We are excited to announce a new video series coming to Refinery29's YouTube tomorrow — Truth Told. We are bringing these educational and investigative news series unpacking present day social issues to life through a Google News Initiative grant and five amazing fellows. Read more about the fellows — in their own words — below.
"Just sit there and be pretty.”
That’s what a former boss told me about five years ago when I asked him if he needed any help attending to some clients.
He walked away with a smirk of satisfaction on his face, as if he were being a gentleman by saving me the inconvenience of doing my job. I froze. For a few seconds I wanted to think that the discomfort I was feeling was the result of a misinterpretation. “Maybe he was just trying to be nice,” I thought. But a deep seated anger began to grow.
Is that all that I am? Is that seriously all I have to do? Just be pretty? After two master's degrees, two post graduate specializations, and years of work experience, I am still constantly confronted with these types of degrading situations. They are all based on my appearance, my taste in clothing, and the way I walk or speak. In addition, ever since I came to this country, I have had to deal with the stereotypes associated with my identity as a Latina.
It was in the United States that I first heard the word "bimbo," and learned that the person using it against me was referring to my curves and my accent to make his point. People who don’t know anything about my past or my immigration status have said behind my back that I am looking to marry a “gringo” or to get a green card. But maybe the most exasperating thing, is the underestimating looks and comments from my own colleagues, many of them women.
Not long ago at a networking event, a woman acted shocked when I told her that I have a bachelor's degree in anthropology.
"Wow," she said. "That's impressive, you don’t look like an anthropologist."
"Well, thanks. But what is an anthropologist supposed to look like?" I asked, as my anger turned to repulsion.

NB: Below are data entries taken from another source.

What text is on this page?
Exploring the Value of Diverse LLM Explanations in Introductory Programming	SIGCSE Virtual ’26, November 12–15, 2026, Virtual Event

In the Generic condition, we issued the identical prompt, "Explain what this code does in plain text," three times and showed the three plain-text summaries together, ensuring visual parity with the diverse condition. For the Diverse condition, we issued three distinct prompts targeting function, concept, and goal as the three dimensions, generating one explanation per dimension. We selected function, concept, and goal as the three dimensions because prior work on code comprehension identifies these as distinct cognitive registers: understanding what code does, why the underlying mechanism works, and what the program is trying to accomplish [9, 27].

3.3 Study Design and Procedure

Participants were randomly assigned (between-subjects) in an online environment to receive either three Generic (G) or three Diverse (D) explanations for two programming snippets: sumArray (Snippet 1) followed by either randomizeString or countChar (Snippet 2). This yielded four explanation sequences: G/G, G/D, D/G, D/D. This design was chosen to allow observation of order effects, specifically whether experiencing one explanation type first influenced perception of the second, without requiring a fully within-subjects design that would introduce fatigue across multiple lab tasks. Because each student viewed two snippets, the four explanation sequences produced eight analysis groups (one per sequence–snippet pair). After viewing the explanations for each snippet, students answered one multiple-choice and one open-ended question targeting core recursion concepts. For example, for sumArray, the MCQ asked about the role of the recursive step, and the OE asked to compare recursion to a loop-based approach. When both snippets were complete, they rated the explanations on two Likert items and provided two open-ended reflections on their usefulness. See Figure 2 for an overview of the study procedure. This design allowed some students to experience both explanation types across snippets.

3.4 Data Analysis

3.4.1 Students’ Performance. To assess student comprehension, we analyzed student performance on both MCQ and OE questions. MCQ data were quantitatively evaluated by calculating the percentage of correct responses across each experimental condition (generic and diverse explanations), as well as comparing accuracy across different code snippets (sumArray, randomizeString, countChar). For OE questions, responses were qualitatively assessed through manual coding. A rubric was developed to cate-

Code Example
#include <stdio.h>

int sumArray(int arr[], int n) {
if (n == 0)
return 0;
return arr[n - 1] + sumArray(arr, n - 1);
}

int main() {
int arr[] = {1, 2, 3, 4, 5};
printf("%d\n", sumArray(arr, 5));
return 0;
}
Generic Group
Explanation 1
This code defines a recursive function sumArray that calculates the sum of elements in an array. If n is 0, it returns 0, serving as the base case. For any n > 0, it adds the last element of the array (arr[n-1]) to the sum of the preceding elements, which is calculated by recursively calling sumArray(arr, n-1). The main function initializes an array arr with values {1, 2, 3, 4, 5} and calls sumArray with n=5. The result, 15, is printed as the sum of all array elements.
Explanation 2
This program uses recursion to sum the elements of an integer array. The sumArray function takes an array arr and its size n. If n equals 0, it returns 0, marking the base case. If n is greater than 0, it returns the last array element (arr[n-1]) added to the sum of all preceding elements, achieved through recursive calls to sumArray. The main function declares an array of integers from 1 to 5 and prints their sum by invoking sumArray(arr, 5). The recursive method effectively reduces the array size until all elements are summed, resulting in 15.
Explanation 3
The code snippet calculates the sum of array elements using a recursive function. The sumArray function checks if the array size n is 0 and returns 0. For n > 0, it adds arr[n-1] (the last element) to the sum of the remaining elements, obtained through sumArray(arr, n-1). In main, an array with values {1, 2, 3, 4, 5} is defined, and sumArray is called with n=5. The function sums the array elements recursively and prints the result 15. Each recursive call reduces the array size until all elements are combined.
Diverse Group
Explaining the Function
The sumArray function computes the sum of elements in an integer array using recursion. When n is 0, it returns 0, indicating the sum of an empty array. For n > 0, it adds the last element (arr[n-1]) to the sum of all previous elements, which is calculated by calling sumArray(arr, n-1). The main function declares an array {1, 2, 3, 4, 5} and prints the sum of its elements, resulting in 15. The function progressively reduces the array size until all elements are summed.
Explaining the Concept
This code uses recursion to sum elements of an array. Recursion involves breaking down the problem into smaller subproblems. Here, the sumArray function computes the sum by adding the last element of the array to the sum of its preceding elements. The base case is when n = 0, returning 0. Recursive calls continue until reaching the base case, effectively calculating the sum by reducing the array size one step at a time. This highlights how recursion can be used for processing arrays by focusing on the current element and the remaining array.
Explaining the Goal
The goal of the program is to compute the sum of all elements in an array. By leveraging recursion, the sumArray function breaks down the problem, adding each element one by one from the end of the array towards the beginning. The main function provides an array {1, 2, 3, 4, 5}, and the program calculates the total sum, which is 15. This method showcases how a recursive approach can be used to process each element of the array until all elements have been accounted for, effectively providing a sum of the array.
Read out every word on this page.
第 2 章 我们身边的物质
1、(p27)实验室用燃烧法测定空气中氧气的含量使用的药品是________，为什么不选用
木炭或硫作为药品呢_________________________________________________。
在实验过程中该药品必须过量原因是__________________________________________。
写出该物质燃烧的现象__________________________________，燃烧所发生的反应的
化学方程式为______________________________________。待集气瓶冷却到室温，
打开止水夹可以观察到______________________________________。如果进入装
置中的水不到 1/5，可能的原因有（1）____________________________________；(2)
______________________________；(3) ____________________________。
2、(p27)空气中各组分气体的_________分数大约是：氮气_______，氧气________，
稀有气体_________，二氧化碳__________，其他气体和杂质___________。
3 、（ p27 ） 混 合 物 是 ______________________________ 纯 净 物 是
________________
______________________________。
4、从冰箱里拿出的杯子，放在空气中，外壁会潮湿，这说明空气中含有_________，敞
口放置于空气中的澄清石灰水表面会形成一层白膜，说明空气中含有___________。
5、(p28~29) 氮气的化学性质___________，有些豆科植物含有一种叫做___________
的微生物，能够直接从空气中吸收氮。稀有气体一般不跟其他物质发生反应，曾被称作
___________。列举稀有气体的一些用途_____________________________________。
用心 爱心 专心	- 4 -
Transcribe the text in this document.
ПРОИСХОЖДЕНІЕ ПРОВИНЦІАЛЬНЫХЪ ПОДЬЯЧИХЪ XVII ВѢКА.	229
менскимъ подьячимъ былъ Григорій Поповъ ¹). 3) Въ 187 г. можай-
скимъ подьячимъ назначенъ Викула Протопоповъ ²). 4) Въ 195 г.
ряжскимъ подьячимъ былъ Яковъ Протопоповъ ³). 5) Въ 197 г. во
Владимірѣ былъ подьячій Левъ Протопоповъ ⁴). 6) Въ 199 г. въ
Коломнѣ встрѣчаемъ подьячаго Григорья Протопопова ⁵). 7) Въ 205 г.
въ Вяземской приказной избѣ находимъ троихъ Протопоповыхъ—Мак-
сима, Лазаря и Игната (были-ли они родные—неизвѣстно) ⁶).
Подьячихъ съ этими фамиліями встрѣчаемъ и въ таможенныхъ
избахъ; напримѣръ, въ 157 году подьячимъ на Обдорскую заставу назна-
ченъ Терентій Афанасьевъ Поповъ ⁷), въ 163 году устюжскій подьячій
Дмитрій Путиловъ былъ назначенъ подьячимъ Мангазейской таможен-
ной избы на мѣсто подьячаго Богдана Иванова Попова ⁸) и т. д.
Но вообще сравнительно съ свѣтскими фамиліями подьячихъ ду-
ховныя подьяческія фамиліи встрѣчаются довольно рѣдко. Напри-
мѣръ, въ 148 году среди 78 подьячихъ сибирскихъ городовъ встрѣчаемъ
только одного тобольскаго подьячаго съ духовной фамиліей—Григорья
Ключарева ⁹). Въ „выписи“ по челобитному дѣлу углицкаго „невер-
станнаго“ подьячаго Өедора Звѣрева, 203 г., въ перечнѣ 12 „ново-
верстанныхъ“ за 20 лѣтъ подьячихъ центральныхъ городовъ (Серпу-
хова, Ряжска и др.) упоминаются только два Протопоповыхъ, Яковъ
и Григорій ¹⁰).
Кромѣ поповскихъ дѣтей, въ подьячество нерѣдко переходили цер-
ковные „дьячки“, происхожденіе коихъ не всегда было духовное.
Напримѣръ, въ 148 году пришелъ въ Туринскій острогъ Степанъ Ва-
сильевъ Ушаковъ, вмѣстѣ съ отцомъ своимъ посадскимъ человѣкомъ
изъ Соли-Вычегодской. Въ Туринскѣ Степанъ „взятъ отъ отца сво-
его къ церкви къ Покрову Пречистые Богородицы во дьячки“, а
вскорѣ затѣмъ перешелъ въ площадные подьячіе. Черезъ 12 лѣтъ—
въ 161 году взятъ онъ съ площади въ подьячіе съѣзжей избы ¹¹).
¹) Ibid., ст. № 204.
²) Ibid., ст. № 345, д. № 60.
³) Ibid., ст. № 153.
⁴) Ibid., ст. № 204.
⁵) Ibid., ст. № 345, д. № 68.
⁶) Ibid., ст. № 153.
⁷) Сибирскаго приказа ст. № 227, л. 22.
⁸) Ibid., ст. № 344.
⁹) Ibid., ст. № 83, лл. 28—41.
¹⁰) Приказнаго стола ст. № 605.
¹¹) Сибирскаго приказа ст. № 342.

"I mean, you look very young to have two careers," she lied, avoiding my gaze while trying to find her way out of the conversation.
That’s not what she meant and the comment was still very demeaning.
In the wake of #MeToo and other feminist movements, women are arming themselves with new tools to identify and fight these kind of micro-aggressions. The problem is that they are so constant and sneaky that we often normalize and internalize them. Without realizing it, it begins to affect our behaviors, our decisions and the way we see ourselves.
Many times I have found myself wearing blazers that conceal my breasts when I know that I am going out to meet with co-workers. Sometimes I alter my voice when I speak in public. I avoid saying some words that are difficult to pronounce to hide that I still struggle with my English. I do all of this in fear of appearing “less serious.”
I have had enough.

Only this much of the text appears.